TBI
Atharv C. Patwardhan, MD
Resident Physician
Medical College of Wisconsin-Affiliated Hospitals
Milwaukee, Wisconsin, United States
Mayuresh C. Vernekar, BS
Medical Student
Chicago Medical School at Rosalind Franklin University of Medicine & Science
North Chicago, Illinois, United States
Bharathi Swaminathan, MD
Principal Investigator
Chicago Medical School at Rosalind Franklin University of Medicine & Science; FHCC-Lovell VA
North Chicago, Illinois, United States
Atharv C. Patwardhan, MD
Medical College of Wisconsin-Affiliated Hospitals
Milwaukee, Wisconsin, United States
A substantial proportion of CT-negative mTBI patients develop psychiatric sequelae despite the absence of acute radiologic or biomarker abnormalities.
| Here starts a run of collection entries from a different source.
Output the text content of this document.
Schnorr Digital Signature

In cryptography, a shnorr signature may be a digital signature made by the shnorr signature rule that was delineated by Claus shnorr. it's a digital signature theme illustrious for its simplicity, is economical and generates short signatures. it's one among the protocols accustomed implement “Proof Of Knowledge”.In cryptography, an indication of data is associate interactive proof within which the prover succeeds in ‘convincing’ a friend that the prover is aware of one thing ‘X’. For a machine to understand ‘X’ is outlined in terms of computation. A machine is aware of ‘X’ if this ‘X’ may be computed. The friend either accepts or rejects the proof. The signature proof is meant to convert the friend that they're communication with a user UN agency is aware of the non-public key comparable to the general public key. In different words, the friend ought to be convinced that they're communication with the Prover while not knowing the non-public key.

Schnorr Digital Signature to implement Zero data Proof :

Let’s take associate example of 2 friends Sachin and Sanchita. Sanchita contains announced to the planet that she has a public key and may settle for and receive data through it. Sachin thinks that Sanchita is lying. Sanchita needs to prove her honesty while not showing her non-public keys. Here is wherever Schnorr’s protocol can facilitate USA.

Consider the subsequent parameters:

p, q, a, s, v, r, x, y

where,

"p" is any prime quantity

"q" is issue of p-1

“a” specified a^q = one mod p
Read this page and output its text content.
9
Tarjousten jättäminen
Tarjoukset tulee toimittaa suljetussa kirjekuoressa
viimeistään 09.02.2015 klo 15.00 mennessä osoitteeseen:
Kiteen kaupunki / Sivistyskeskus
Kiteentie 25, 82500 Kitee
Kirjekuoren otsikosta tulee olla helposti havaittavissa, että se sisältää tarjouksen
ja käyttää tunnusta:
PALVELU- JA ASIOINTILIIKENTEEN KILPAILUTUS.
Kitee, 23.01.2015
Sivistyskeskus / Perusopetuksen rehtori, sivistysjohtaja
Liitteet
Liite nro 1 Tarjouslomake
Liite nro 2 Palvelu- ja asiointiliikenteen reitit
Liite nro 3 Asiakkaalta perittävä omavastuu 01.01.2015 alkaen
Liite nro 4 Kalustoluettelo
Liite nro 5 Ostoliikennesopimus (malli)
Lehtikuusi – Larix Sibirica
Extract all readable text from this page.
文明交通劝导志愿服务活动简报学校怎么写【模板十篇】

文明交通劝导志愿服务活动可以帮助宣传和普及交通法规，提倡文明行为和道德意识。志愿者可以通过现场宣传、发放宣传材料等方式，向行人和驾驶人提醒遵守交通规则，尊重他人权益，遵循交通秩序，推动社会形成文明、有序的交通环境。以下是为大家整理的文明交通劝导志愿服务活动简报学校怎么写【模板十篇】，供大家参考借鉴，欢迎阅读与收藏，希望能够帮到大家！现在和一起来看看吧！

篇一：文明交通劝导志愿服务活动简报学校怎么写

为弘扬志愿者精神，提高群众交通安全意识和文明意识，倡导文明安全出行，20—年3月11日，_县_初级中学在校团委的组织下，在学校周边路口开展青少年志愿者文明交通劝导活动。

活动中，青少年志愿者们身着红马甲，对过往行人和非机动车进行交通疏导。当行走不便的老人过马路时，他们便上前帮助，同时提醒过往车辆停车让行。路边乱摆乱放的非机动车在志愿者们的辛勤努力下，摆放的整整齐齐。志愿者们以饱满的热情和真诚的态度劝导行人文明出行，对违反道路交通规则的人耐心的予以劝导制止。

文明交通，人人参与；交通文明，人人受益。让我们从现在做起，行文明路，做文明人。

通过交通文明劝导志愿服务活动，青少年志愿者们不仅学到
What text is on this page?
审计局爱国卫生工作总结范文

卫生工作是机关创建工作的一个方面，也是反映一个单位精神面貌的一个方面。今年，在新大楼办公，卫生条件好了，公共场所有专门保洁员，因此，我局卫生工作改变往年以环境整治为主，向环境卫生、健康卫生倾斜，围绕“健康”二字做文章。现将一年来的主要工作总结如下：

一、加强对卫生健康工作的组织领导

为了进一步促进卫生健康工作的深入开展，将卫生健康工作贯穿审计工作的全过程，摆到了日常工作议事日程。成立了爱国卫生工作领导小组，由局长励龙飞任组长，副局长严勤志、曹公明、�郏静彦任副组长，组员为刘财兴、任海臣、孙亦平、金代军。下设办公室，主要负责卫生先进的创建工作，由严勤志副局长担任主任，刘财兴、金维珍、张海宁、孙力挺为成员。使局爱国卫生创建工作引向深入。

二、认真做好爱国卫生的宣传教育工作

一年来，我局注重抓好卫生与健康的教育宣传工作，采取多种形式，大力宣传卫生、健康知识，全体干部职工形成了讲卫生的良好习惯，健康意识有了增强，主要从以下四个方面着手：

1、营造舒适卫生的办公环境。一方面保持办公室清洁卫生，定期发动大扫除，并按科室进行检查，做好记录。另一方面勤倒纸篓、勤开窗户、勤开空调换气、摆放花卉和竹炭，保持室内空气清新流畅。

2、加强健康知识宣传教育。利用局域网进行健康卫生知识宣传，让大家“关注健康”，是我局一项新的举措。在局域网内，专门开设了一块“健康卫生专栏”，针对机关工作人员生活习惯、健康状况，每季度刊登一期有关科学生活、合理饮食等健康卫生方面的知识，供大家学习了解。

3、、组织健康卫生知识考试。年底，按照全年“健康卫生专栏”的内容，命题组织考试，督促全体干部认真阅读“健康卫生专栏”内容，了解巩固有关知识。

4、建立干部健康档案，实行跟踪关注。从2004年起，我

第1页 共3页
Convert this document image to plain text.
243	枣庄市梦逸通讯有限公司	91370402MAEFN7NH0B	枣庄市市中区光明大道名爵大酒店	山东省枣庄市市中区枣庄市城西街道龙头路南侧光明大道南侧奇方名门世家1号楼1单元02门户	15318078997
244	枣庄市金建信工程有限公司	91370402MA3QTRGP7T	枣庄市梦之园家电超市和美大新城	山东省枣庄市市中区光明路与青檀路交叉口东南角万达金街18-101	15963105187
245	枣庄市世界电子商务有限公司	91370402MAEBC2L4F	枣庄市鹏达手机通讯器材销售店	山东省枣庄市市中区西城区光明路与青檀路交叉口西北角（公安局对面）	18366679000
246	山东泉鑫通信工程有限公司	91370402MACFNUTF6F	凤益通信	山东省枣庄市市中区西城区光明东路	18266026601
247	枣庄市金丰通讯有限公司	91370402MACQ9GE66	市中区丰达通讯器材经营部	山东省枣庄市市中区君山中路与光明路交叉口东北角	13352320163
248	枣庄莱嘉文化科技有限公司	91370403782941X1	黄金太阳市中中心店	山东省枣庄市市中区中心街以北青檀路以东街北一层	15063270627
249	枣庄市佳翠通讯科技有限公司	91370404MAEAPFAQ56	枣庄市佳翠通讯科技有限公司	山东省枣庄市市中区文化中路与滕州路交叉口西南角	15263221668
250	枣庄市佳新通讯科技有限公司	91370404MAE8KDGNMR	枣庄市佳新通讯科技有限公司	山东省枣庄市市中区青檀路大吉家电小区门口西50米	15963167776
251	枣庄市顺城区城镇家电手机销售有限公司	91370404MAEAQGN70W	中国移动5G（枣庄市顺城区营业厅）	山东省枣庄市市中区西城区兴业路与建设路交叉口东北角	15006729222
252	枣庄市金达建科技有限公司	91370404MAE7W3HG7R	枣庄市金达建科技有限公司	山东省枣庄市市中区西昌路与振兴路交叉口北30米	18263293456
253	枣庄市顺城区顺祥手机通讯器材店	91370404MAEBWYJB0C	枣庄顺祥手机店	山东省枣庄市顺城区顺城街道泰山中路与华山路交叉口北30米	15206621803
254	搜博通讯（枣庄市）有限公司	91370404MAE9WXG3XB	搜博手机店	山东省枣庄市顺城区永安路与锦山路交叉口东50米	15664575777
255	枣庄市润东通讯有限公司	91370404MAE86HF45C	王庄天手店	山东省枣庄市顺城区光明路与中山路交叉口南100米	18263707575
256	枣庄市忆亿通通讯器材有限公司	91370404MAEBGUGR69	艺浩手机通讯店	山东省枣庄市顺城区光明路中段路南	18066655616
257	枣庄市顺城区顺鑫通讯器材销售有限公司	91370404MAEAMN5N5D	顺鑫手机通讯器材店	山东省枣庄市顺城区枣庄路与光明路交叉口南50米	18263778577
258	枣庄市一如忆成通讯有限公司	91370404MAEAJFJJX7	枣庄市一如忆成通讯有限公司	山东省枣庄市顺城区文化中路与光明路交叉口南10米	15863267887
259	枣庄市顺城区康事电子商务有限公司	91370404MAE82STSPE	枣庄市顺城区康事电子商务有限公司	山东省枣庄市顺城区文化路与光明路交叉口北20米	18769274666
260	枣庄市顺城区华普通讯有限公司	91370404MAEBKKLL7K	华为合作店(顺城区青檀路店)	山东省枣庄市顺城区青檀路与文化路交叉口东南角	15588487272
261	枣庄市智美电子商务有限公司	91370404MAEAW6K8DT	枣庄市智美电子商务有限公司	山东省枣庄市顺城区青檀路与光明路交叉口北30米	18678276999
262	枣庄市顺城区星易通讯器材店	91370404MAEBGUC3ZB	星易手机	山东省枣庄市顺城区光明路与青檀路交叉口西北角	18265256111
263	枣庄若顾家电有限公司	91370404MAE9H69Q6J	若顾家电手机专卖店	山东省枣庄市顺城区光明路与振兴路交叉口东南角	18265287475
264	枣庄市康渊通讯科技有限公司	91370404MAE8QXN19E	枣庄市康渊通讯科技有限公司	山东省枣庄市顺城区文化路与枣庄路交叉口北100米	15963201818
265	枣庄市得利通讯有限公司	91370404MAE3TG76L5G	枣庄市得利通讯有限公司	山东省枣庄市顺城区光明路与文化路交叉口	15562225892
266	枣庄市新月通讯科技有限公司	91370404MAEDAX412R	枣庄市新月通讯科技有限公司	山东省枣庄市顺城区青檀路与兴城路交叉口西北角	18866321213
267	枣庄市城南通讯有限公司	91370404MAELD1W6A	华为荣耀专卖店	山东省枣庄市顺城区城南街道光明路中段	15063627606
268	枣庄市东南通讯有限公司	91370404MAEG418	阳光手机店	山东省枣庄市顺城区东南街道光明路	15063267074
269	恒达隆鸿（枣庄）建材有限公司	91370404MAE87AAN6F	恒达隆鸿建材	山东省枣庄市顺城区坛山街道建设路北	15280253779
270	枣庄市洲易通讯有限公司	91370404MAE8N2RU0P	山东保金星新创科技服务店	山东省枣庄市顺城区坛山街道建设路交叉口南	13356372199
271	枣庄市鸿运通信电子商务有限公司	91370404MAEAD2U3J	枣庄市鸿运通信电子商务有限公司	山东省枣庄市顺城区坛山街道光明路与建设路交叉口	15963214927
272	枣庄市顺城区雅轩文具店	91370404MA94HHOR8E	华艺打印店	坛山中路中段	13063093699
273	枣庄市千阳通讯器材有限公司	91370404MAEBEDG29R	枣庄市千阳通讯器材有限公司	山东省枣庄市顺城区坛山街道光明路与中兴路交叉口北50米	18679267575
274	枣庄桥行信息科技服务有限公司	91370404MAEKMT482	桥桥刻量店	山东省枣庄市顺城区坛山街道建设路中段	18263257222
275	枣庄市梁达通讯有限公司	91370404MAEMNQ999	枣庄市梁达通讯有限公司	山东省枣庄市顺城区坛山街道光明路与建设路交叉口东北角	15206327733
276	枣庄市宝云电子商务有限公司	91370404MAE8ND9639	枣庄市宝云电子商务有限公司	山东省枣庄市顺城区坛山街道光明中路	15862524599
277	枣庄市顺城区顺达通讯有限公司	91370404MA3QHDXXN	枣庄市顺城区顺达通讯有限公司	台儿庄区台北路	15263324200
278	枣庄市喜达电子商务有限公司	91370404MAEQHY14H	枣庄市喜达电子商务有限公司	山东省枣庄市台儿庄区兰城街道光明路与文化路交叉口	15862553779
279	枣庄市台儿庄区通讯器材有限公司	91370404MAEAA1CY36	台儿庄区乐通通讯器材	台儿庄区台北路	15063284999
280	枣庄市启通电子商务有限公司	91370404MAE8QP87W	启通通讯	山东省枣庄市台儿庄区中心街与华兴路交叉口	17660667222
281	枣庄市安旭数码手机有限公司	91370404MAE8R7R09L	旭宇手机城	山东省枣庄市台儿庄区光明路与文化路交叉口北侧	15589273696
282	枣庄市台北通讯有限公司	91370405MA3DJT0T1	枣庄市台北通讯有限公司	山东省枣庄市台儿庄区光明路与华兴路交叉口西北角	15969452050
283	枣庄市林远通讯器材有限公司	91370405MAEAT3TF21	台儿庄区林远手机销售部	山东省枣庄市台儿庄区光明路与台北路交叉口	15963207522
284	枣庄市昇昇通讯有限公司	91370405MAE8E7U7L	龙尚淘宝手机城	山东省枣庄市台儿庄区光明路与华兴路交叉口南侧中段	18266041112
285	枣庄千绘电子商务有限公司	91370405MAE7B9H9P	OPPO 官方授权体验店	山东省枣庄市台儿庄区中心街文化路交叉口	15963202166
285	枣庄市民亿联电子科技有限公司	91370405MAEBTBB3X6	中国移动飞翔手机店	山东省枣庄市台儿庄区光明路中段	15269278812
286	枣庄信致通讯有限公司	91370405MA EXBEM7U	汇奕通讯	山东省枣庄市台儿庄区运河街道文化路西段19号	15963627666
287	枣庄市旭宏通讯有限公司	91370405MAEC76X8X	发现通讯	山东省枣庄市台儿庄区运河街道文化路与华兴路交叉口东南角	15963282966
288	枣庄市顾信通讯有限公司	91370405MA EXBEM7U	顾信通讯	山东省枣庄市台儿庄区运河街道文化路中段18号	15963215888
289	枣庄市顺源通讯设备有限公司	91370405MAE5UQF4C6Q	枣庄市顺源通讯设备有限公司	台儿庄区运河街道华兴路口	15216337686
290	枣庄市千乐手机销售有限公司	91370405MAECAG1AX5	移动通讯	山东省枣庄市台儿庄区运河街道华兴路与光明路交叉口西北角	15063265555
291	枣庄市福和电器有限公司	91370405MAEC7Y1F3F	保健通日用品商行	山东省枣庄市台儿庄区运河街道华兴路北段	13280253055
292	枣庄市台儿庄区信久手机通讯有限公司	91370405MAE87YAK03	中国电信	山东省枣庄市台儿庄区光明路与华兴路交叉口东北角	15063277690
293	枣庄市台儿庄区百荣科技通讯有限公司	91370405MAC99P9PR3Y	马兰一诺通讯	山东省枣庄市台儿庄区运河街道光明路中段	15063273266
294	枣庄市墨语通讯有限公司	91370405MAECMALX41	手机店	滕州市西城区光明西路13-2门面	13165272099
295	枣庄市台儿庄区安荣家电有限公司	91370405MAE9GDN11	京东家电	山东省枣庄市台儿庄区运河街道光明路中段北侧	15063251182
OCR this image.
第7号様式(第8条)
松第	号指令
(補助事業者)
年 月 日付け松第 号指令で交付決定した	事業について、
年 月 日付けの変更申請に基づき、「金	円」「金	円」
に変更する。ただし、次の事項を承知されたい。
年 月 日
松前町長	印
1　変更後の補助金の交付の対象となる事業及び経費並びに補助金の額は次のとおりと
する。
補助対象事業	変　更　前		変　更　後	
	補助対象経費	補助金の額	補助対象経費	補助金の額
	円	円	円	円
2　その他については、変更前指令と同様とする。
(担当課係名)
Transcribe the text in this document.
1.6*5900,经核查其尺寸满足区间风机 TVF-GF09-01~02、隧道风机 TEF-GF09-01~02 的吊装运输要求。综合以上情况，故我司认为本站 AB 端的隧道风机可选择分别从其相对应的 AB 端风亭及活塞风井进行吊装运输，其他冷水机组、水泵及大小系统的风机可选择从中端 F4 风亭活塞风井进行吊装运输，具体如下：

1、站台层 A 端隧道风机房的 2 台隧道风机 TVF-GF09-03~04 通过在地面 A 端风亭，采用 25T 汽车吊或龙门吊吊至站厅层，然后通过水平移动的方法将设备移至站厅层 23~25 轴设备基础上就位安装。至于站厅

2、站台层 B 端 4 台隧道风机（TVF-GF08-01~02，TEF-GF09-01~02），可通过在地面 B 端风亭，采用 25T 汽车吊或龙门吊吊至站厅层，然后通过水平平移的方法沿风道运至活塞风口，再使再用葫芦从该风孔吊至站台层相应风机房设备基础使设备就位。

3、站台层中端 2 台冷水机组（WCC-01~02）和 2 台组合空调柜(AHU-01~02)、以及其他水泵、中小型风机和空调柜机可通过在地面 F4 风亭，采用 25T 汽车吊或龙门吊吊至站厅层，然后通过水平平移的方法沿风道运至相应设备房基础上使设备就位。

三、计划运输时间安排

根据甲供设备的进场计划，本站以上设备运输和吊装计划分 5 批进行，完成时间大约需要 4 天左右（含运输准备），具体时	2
Recent studies demonstrate that cognitive-affective responses, such as perceived injustice or early trauma appraisal, strongly correlate with post-concussive symptoms, depression, and PTSD, compared to imaging or blood biomarkers. This study aims to synthesize recent evidence (2019–2025) on the predictive value of early self-appraisal for psychiatric outcomes after mTBI, with emphasis on CT-negative populations and standardized follow-up instruments.
Design:
PRISMA-ScR scoping review. Databases: PubMed, Embase, Scopus, PsycINFO, Cochrane CENTRAL (2019–present). Inclusion: human studies with mTBI/concussion; report of CT result and/or acute biomarker(s) within ~24–48h; psychiatric outcomes measured with validated tools at ≥30 days (e.g., RPQ, PCL-5, PHQ-9, GAD-7). We extracted study design, setting, cohort size, CT status, biomarker assay/timing/cutoffs, outcome instrument/timing, effect estimates, and reported modifiers (e.g., age, sex, psychiatric history, mechanism, substance use, sleep disruption, perceived injustice). Data were summarized narratively and in evidence tables; where feasible, outcomes were stratified by CT and biomarker status.
Results:
Across multiple cohorts, 20–25% of CT-negative mTBI patients developed PTSD or depression within 6 months. Large studies (e.g., TRACK-TBI) confirm that over half of CT-negative patients remain functionally impaired at 6 months. Biomarker studies show limited predictive value; paradoxically, very low GFAP levels have been linked to worse psychiatric outcomes, underscoring the primacy of psychosocial mechanisms. Early self-appraisal measures, including perceived injustice and perceived trauma severity, consistently predicted higher RPQ, PCL-5, PHQ-9, and GAD-7 scores at 30–90 days.
Conclusions:
Early trauma self-appraisal is a robust, independent predictor of psychiatric burden after mTBI, particularly in CT-negative and biomarker-low patients. Routine incorporation of brief appraisal questions and early symptom screening (RPQ, PCL-5, PHQ-9, GAD-7 at 30–60 days) could enable trauma-informed follow-up and targeted mental-health interventions in this high-risk but often overlooked population.